Contrapomos uma política pública de regulação para a melhoria da qualidade e aumento do rendimento dos produtores, com definição das ajudas públicas à reestruturação da vinha, ao controlo da produção, à promoção da qualidade, a atribuir mediante critérios regionalizados, com aplicação de uma «modulação» e do «plafonamento» dessas ajudas, em função das áreas e da capacidade financeira dos produtores ou empresas que se candidatem, dando particular atenção às adegas cooperativas e outras organizações de pequenos e médios vitivinicultores, mantendo ajudas comunitárias a alguns tipos de destilação, designadamente à destilação de álcool de boca. Sabemos que o fim da destilação teria implicações graves, designadamente no preço do Vinho do Porto, e deixaria de absorver excedentes.
O melhor meio de protecção do potencial produtivo da vinha e do vinho, da sua cultura, é a manutenção das práticas enológicas tradicionais, que revelam as características qualitativas do vinho, como essência natural da uva, e a rejeição da transformação do vinho num produto puramente industrial, o que implica que se proíba a importação de mostos de países terceiros.

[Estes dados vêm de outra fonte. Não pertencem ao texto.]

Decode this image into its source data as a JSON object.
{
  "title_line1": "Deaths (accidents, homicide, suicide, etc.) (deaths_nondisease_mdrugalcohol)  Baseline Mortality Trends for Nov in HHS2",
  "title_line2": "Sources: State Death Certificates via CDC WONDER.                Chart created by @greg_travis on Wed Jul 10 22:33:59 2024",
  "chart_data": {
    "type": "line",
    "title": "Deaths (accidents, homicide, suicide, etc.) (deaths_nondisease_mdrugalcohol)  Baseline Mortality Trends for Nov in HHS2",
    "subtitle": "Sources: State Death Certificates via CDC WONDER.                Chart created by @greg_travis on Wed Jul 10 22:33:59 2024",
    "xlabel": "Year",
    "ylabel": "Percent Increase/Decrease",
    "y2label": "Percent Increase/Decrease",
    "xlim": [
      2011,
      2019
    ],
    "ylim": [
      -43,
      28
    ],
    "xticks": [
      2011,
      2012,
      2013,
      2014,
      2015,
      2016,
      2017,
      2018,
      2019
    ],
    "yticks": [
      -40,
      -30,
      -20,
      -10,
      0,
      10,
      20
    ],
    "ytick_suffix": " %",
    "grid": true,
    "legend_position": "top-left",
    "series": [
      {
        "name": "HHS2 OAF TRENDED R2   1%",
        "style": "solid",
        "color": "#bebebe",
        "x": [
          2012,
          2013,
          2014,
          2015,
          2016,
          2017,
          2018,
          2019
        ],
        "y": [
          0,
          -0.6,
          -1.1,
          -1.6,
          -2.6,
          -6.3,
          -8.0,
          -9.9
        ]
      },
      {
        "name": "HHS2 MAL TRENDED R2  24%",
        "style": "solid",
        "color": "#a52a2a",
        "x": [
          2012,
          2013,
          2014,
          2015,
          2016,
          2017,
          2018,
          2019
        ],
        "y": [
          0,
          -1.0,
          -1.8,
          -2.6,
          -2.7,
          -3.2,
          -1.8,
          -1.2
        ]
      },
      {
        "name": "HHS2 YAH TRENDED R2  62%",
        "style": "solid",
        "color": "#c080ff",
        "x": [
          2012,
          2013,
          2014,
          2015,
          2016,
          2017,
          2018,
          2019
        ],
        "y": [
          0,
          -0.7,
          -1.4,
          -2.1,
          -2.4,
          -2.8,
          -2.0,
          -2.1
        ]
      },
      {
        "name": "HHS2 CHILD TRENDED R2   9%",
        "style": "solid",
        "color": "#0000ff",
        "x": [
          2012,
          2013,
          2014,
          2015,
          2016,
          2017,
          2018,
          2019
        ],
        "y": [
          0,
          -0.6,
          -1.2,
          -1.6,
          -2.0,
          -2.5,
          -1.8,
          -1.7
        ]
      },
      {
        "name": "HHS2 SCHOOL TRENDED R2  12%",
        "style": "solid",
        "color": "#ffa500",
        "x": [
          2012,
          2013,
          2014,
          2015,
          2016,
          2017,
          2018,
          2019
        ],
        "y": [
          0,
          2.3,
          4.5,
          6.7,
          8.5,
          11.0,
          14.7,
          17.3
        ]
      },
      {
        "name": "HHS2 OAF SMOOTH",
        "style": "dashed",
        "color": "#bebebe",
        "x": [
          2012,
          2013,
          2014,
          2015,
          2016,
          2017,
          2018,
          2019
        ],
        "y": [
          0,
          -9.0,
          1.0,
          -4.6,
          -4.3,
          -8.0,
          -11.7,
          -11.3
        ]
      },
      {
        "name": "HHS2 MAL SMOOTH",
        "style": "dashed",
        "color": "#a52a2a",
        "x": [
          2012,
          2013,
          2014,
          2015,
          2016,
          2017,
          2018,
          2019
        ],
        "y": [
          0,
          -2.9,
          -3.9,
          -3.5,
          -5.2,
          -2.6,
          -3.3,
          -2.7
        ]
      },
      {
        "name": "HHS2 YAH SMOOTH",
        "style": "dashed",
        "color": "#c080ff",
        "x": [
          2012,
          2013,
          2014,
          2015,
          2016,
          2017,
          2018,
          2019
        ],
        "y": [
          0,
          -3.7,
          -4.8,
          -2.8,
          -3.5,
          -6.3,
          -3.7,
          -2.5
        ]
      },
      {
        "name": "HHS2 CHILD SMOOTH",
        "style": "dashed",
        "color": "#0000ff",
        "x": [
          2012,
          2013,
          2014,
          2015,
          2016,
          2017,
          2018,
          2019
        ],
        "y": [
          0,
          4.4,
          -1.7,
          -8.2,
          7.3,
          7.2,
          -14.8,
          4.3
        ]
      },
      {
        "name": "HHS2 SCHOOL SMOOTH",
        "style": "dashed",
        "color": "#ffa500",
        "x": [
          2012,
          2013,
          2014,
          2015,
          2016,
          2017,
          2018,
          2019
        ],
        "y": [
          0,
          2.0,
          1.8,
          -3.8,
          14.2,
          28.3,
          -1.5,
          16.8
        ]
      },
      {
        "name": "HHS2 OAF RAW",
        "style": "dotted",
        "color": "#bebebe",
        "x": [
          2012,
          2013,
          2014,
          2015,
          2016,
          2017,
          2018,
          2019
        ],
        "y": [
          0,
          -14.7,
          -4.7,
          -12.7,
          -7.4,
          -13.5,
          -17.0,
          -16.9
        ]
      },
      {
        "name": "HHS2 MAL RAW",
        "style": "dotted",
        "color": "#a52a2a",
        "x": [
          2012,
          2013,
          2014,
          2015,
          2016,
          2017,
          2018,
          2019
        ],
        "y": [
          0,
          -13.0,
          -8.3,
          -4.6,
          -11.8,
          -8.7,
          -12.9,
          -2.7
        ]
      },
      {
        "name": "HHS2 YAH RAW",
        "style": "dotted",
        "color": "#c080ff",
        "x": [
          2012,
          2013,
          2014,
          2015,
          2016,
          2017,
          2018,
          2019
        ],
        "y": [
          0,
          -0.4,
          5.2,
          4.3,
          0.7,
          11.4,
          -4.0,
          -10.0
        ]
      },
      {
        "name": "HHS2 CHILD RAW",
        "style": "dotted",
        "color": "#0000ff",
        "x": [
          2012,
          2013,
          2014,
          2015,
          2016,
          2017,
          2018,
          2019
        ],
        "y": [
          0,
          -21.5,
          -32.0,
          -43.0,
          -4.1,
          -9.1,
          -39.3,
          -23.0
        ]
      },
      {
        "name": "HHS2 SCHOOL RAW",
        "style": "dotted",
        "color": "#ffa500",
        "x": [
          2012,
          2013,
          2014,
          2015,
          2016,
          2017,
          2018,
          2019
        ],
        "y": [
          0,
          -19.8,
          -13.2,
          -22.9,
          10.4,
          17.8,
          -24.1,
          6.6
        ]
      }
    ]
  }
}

Queremos uma outra reforma da OCM do vinho que privilegie uma vitivinicultura durável, as suas características tradicionais, a pequena e média agricultura e a agricultura familiar, o seu papel social, cultural e o seu importante contributo para o desenvolvimento regional e nacional.

A re­forma das frutas e le­gumes

Estamos perante uma situação idêntica à do vinho. A proposta, recentemente apresentada pela Comissária responsável pela agricultura, veio confirmar as piores expectativas ao propor o desligamento total das ajudas à produção. Esta questão tem também particulares implicações em Portugal, designadamente na área do tomate, em que os actuais produtores passariam a receber os apoios calculados com base num histórico, deixando de ser obrigados a manter as suas produções de tomate, podendo simplesmente manter os seus campos em boas condições agrícolas ou optar por outra cultura. Ora, como esta produção está directamente ligada à indústria de transformação, tal proposta levaria ao encerramento das fábricas e ao desemprego de mais de cinco mil trabalhadores, à perda de uma produção em que somos competitivos, e ao bloqueio ao desenvolvimento de zonas importantes do País.
Pela nossa, parte iremos lutar contra estas propostas e pela defesa da produção e do emprego.